Maybe from the off she was too decided to dwell her life on her personal phrases to make the inevitable compromises, and within the late 80s, by no means relaxed with Edinburgh’s gray complexion and stony class, she rejected alternatives for educational or civil service careers and moved to rural Andalusia.
Already fluent in French, she swiftly mastered Spanish to the purpose the place she contributed to the Spanish press, in addition to British newspapers. Productive years adopted with new contentment in her white village residence within the Alpujarra: extra fiction, quick tales and two radio performs for the BBC, and a prize-winning play, Zozienka.
Her final guide, accomplished and self-published solely two years in the past, was a labour of affection. This Different Father is a ultimate salute to the locations and instances which most profoundly formed her – India within the Nineteen Thirties and Edinburgh within the Nineteen Fifties – and a household memoir which reconnects each to the journey of her life.
It’s, supremely, a young tribute to the daddy she misplaced for seven wartime years to the colonial civil service; Sir Robert Russell later had a distinguished post-war profession on the town planning, and Una’s memoir attracts upon the cache of transferring letters preserved by her mom, in addition to some unique analysis.

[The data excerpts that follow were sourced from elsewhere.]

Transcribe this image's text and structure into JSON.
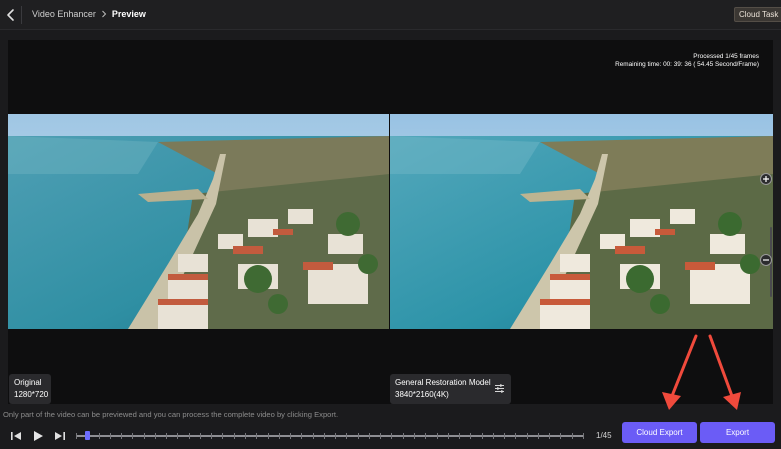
{
  "header": {
    "breadcrumb": [
      "Video Enhancer",
      "Preview"
    ],
    "cloud_task_label": "Cloud Task"
  },
  "preview": {
    "processed_text": "Processed 1/45 frames",
    "remaining_text": "Remaining time: 00: 39: 36 ( 54.45 Second/Frame)",
    "original": {
      "title": "Original",
      "resolution": "1280*720"
    },
    "enhanced": {
      "title": "General Restoration Model",
      "resolution": "3840*2160(4K)"
    }
  },
  "footer": {
    "hint": "Only part of the video can be previewed and you can process the complete video by clicking Export.",
    "frame_counter": "1/45",
    "progress_fraction": 0.022,
    "cloud_export_label": "Cloud Export",
    "export_label": "Export"
  },
  "colors": {
    "accent": "#6b5cf6",
    "annotation_arrow": "#f04a3c"
  },
  "icons": [
    "chevron-left-icon",
    "chevron-right-icon",
    "zoom-in-icon",
    "zoom-out-icon",
    "sliders-icon",
    "previous-frame-icon",
    "play-icon",
    "next-frame-icon"
  ]
}
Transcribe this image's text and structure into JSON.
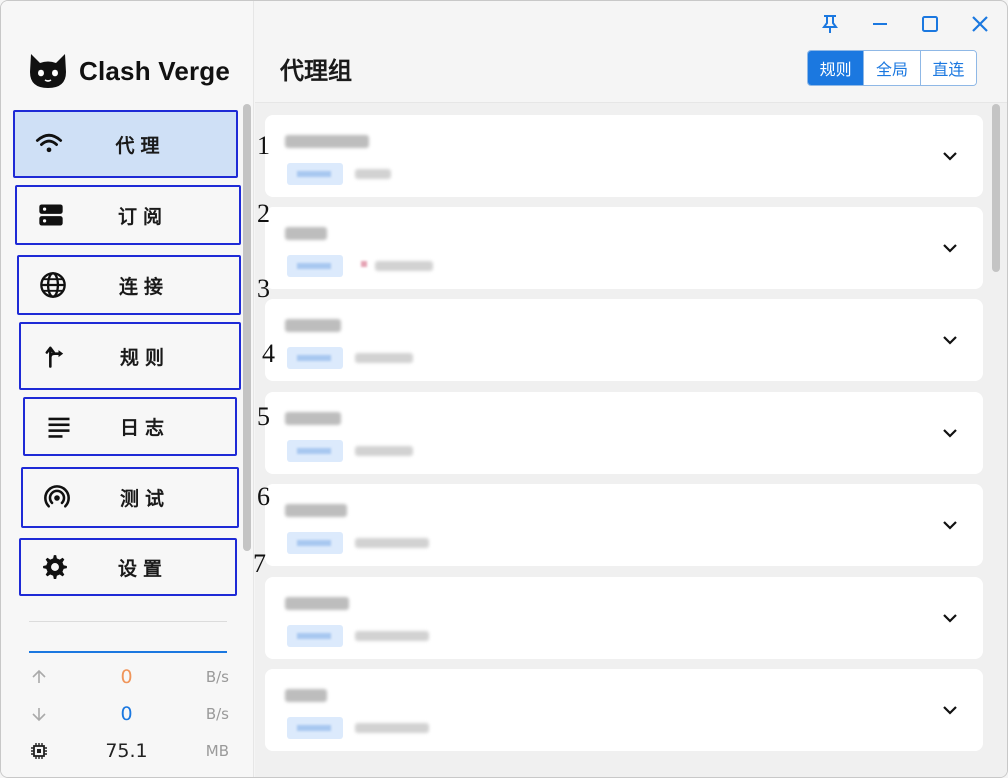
{
  "app": {
    "name": "Clash Verge"
  },
  "header": {
    "title": "代理组",
    "modes": [
      {
        "label": "规则",
        "active": true
      },
      {
        "label": "全局",
        "active": false
      },
      {
        "label": "直连",
        "active": false
      }
    ]
  },
  "window_controls": [
    "pin-icon",
    "minimize-icon",
    "maximize-icon",
    "close-icon"
  ],
  "sidebar": {
    "items": [
      {
        "label": "代理",
        "icon": "wifi-icon",
        "number": "1",
        "active": true
      },
      {
        "label": "订阅",
        "icon": "server-icon",
        "number": "2",
        "active": false
      },
      {
        "label": "连接",
        "icon": "globe-icon",
        "number": "3",
        "active": false
      },
      {
        "label": "规则",
        "icon": "route-icon",
        "number": "4",
        "active": false
      },
      {
        "label": "日志",
        "icon": "notes-icon",
        "number": "5",
        "active": false
      },
      {
        "label": "测试",
        "icon": "radar-icon",
        "number": "6",
        "active": false
      },
      {
        "label": "设置",
        "icon": "gear-icon",
        "number": "7",
        "active": false
      }
    ],
    "traffic": {
      "upload": {
        "value": "0",
        "unit": "B/s",
        "color": "#f0955a"
      },
      "download": {
        "value": "0",
        "unit": "B/s",
        "color": "#1b78e0"
      },
      "memory": {
        "value": "75.1",
        "unit": "MB"
      }
    }
  },
  "proxy_groups_count": 7,
  "colors": {
    "accent": "#1b78e0",
    "annotation_border": "#1e2ad6",
    "active_bg": "#cfe0f6"
  }
}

As I re-read it I can hear her voice: all the time eloquent, usually introspective, typically difficult and sharp (you didn’t speak in confidence to Una except you have been ready for a candid response) however invariably charged with insights, opinions and affection.
She is survived by her daughter, her son Martin, her grandson Julian and his companion Marianne, and their daughter, Arya; to not point out a permanent circle of household and buddies in Scotland and Spain for whom her important spirit will survive so long as we do.